Have the BBC ever shown a successful fictional homosexual relationship?

Because the only gay relationships that I can think of ever seeing have either ended by one of the couple dying (Torchwood, Last Tango in Halifax), one of the pair losing their memory and being sent away from the other (Call the Midwife) or never really got going because the show was cancelled (Atlantis)! Whilst it’s nice that there are gay people on the TV at all, why do they all the relationships seem to end in disaster? Why not a happy ending for once?

I’m sorry but please stop shipping Kaylor. I’m not homophobic, one of my best friends is gay, and I’m not just hating it cause I want to. It’s because they have a beautiful friendship and they love each other whole heartedly and as perfectly as best friends can, and people keep trying to make it seem like they are together. People don’t have to be “in love” to love each other or be soul mates. People keep dying “but look at how they look at one another!” Yes, that look is a look of love, happiness, and pride in the other person, but not of “true love”. I look at my best friend that way. It’s because I see the stunning young women she is and all that she can become and I’m so proud of her strength and bravery. So please, don’t keep pinning them like that. Best friends are supposed to be different from relationships.

Why we’re not friends

Telling your “best friend” 5 days after she got told her sister was dying that you wouldn’t be there for her and she’d have to talk to other people about it because you’re just going to do your own thing is a pretty fucking big sign that you don’t care, especially when said “best friend” had spent the last year doing everything she could to support you through a long-term relationship ending and then getting involved in another that nearly destroyed you. You did that completely out of nowhere and seemed to be surprised that I was hurt. What the fuck? How did you imagine I wouldn’t be hurt by that? What world do you live in? Of course I was hurt! And don’t fucking dare 5 months later try and make out in front of other people that you care just to take the high ground, not when you’ve spent those 5 months making it very clear just how little of a shit you give. We fell out because you didn’t care. We’re not friends because you don’t care.

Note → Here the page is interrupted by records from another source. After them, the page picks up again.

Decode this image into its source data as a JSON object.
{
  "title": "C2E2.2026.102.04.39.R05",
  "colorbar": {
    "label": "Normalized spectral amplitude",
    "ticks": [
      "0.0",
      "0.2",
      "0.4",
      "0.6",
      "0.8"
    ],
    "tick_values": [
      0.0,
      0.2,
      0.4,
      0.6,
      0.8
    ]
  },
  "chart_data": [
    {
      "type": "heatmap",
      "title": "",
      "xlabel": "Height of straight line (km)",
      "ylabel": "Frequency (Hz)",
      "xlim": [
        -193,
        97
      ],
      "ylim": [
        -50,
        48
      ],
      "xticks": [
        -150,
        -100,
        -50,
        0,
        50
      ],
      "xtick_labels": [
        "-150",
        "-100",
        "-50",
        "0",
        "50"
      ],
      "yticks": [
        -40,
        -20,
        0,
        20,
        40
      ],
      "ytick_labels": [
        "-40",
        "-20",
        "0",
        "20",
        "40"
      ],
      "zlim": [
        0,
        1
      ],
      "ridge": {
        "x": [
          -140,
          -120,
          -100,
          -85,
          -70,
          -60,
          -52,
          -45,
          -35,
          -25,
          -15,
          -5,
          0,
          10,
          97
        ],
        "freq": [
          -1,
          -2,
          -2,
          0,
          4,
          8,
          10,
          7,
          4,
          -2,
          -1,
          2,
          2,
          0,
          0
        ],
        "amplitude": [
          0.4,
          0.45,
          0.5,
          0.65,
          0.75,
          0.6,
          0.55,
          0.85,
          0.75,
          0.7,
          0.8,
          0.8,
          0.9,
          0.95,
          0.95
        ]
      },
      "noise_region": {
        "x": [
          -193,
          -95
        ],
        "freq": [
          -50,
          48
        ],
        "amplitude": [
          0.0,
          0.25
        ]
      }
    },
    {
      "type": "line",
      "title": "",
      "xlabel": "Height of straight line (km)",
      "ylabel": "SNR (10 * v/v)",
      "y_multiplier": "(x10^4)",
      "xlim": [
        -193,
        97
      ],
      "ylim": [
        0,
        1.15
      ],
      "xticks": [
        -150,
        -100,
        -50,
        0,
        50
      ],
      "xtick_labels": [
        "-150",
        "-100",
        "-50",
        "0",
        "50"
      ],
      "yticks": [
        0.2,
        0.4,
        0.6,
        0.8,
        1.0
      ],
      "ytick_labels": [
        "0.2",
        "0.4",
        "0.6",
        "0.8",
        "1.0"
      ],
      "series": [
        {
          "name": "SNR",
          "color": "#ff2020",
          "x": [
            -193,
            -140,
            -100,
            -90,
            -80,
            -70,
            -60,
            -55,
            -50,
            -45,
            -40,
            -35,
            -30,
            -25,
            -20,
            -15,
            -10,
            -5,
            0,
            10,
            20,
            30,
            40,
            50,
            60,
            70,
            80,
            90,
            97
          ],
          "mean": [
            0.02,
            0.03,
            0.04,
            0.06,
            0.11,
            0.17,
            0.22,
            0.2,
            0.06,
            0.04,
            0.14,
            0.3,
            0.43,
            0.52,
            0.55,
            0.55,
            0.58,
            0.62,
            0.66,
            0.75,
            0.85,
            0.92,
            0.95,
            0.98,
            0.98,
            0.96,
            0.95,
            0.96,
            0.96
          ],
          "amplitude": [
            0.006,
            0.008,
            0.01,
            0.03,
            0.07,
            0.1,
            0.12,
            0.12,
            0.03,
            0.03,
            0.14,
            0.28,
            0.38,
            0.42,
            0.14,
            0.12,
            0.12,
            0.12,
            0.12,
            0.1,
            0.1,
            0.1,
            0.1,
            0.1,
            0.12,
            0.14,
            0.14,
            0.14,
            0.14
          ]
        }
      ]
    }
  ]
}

For not just the white racist people on here, but the black ones who think just because a person is white, they are automatically racist. “Blacks arent racist” is a lie because thinking every single white person is racist, is a racist thought. I get people are upset about black people dying and all, but rioting doesnt bring back the dead or solve the racism. How to get rid of racism? Stop talking about it. Its impossible to erase black history as it is. It happen, we need to learn it so it wont happen again. You dont see white people being upset about the fact that some whites were slaves. Scottish, Irish, and other types too. The real forgotten history guys. White slaves cost less then black ones. White ones were in the fields just like black ones. There was black slave owners. Isn’t that an equal balance? Both black and whites were either slaves or slave owners? And about the deaths of black people now, the cop wouldnt have shot at him if they hadnt run, or pointed the fake gun at. Growing up i was taught not to fully trust the cops, but if i was walking around and someone tried to kidnap me, then run to either the police station, or the nearest local business and call dad. If i got stopped by the cops for any reason, dont run, just do as the cop says. Dont have hands in your pockets, dont run away. No im not saying that the cops had the right to shoot those black peoples, but you have to look at how they are trained. They are trained to shoot when they feel threatened. Not shoot at the leg or arm, but center mass. Whether thats the heart or stomach, they are trained to hit center mass.
Feel free to add to this if you want.